Enviada em 16/12/2020

Os regimes totalitários, como nazismo e fascismo, foram instalados mediante a ideologias que eliminavam toda contrução social fora do que se considerava um padrão a ser seguido. Atualmente, no Brasil, embora, considerado um país democrático e diverso a sustentação de uma ideal de família ainda presente na sociedade denota, infelizmente, dificuldade de se lidar com as diferenças. O que se deve não apenas ao preconceito social, mas também a inoperância estatal. Logo, por se tratar de um problema que fere a democracia deve ser combatido.

Em primeira análise, é evidente que a sociedade se comporta de modo a julgar e depreciar toda construção social distinta do padrão, considerado a união entre homem e mulher. Sob tal ótica, é válido ressaltar o conceito de poder simbólico produzido pelo sociólogo Pierre Bourdieu em que segundo ele é a associação entre o pensamento cognitivo e as estruturas externas de socialização, que em nada diz respeito a lógica. De maneira análoga, a construção de discursos fundamentado em desinformação e preconceitos a cerca de núcleos familiares fora do tradicional é diariamente externaalizado na sociedade. Consequentemente, legitimando ações de violência física e verbal contra os membros das novas configurações familiares. Em suma, é coerente a necessidade de ações de combate ao preconceito social como maneira de atenuar o problema.

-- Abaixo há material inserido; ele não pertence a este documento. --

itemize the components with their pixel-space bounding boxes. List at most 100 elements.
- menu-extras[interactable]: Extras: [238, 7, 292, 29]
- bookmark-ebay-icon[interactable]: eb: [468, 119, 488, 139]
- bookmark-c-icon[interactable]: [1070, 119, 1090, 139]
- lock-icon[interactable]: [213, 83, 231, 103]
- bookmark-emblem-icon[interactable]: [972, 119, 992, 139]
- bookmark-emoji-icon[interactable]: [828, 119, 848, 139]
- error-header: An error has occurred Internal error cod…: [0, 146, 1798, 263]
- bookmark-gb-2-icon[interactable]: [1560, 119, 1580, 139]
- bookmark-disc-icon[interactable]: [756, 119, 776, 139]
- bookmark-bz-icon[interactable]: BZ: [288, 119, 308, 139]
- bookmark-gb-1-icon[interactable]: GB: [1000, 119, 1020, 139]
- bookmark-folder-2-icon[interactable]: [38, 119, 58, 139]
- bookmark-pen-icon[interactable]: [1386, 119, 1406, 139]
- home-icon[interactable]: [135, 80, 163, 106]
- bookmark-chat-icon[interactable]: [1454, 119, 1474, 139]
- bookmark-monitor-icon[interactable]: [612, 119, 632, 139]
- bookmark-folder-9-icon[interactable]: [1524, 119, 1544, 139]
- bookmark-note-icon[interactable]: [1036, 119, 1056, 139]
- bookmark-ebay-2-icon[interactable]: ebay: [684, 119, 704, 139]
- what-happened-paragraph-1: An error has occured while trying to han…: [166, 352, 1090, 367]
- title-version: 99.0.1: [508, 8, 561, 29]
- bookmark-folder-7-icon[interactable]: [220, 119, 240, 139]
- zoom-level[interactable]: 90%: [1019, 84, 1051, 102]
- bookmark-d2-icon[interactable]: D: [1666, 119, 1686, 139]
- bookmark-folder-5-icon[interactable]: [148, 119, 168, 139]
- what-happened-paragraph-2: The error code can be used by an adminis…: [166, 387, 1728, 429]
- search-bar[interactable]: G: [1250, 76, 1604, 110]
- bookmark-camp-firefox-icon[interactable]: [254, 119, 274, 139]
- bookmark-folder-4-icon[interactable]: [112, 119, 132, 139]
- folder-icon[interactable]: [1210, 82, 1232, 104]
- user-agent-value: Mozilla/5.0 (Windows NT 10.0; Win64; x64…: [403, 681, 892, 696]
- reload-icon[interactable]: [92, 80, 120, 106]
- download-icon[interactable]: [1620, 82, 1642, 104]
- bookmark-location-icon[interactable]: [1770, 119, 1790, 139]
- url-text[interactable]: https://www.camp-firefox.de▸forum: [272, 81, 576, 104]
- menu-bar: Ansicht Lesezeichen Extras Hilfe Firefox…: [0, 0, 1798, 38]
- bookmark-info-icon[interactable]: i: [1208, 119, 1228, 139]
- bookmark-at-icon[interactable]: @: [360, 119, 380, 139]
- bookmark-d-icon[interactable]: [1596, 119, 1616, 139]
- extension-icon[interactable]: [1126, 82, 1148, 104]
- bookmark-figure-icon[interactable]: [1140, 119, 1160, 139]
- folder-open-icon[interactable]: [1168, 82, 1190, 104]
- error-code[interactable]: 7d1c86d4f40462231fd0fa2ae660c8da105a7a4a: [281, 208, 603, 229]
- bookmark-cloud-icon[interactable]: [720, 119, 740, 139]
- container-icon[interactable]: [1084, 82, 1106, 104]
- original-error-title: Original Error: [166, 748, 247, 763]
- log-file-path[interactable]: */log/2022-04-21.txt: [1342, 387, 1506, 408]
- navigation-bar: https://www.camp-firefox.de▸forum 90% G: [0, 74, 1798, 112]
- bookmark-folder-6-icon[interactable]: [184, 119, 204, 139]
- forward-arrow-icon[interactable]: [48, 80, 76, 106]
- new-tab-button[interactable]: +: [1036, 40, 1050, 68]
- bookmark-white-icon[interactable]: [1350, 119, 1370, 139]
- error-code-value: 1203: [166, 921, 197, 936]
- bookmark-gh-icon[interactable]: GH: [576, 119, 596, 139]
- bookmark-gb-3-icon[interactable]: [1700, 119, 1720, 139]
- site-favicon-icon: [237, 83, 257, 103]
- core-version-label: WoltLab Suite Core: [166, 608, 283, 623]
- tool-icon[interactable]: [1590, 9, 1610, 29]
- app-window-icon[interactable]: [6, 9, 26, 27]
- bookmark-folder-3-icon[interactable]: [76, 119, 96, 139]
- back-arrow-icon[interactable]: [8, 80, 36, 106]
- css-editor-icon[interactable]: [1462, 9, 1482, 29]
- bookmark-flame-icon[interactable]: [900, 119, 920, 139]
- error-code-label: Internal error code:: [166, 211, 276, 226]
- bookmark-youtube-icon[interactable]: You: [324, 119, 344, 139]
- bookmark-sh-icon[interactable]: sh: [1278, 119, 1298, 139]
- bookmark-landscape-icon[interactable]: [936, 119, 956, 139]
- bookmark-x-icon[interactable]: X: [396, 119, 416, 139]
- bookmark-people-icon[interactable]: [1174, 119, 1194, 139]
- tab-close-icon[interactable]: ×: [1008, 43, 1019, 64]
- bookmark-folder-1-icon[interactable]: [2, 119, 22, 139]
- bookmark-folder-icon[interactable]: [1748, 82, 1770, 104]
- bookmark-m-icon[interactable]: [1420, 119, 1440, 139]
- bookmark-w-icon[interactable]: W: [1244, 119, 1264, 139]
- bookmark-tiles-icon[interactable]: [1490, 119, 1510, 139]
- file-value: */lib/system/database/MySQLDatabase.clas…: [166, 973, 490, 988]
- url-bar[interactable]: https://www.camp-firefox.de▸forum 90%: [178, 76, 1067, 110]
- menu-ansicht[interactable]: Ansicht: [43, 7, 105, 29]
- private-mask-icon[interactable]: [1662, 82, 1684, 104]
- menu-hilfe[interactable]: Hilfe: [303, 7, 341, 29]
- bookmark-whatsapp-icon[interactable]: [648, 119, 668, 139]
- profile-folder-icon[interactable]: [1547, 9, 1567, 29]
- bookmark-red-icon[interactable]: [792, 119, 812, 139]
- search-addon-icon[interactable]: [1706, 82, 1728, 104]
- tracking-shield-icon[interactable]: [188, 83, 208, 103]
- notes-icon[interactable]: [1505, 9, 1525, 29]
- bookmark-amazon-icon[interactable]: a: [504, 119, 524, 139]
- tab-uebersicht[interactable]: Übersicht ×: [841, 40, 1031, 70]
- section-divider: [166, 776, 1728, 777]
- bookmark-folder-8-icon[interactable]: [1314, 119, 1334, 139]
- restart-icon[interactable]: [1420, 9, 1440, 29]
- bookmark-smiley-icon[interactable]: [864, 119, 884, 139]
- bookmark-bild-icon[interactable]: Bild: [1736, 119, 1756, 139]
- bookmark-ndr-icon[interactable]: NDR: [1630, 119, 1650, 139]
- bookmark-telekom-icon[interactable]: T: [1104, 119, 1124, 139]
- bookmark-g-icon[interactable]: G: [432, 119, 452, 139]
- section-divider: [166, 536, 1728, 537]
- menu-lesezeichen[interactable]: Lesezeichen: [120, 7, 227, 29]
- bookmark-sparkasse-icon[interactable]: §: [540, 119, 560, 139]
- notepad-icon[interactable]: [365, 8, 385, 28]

Ademais, a ausência de ações Estatais na aceitação das diversidades de construções familiares é outro fator preponderante a ser destacado. Segundo, o artigo 1 da constituição cidadã promulgaga em 1988, todos os cidadãos são iguais e devem ser tratados de maneira igual perante a lei. Nesse sentido, sabendo que a cidadania é a conquista de direitos as famílias formadas por uniões homoafetivas ou arranjos heterossexuais fora do tradional ao não serem representadas no Estatuto da Família acabam se configurando como cidadãos de papel, terma criado pelo jornalista Gilberto Dimentein, uma vez que possui seus direitos assegurados apenas no papel. Desse modo, modificações no Estatuto da Família são essencias para transformações do cenário.

Portanto, medidas devem ser tomadas para solucionar o problema. O Ministério dos Direitos Humanos, como órgão regulamentador do poder executivo, deve criar um Estatuto da Família que copreenda todas a configurações familiares, por meio de um projeto de lei a ser entregue a câmara dos deputados. Nele deve constar os direitos, respeito e tolerância diante as diferentes formações familiares. Espera-se, com isso, promover o respeito as diversidades tão importante para construção de um país democrático.